Joseph Farah, the editor of WorldNetDaily, laments about the gains of the gay-rights movement. According to Farah, the Lawrence v. Texas decision which said that state anti-sodomy laws were unconstitutional was a tragedy for the country because it effectively stopped states from criminalizing sin. He claims that “from murder, to theft, to adultery, to child molestation,” people have “the right and the duty” to make laws banning “sinful behavior,” including sodomy. He insists that gay people and their allies are simply inventing new rights and that the LGBT community is only using the marriage debate “to demonstrate they are ‘oppressed’” because they have “no real interest in marriage”:
Take a 5,000-year-old institution ordained by God that has worked all over the world and trash it because some a group of sinful, prideful people with no real interest in marriage wants to use it to demonstrate they are "oppressed."

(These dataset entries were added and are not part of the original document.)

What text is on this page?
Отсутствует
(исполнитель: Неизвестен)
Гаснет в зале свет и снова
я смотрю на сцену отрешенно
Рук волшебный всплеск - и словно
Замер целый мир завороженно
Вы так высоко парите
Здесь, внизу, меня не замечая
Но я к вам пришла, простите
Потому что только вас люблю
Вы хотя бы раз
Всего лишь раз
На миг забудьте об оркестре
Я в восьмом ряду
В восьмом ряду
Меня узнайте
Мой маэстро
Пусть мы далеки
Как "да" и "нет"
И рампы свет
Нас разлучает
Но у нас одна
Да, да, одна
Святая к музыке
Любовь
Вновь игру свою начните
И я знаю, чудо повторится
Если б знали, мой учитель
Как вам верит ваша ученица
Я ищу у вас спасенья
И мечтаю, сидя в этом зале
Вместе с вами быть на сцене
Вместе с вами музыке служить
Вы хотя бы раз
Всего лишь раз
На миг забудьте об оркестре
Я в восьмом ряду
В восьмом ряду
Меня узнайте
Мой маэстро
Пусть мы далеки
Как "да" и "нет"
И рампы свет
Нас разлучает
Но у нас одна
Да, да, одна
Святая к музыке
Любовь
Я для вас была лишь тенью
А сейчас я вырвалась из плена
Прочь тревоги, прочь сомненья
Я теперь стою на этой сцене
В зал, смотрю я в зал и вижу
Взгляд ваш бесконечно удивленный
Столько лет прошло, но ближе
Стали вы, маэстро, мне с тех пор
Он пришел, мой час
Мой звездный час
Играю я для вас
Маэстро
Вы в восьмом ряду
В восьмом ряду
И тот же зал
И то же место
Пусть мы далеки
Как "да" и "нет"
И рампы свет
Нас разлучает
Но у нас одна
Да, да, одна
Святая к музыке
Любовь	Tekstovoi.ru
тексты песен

Keep in mind, it was the federal government that made all this inevitable with the Supreme Court case Lawrence v. Texas, in which it presumed to tell the people of that great republic they had no business enforcing laws against sodomy. Justice Antonin Scalia predicted in short order the ruling would open the door to something unimaginable a decade ago – same-sex marriage. He was right.
That's how sodomy moved from being a sin 10 years ago to being a "right."
It's not a right. It's a sin. And, in a civilized, self-governing society, when the majority of people ban sinful behavior – from murder, to theft, to adultery, to child molestation – they have the right and the duty to legislate against it. Courts have no business overruling the will of the people on such matters by dreaming up "rights" that are to be found nowhere in the Constitution, the Bible or the history of mankind.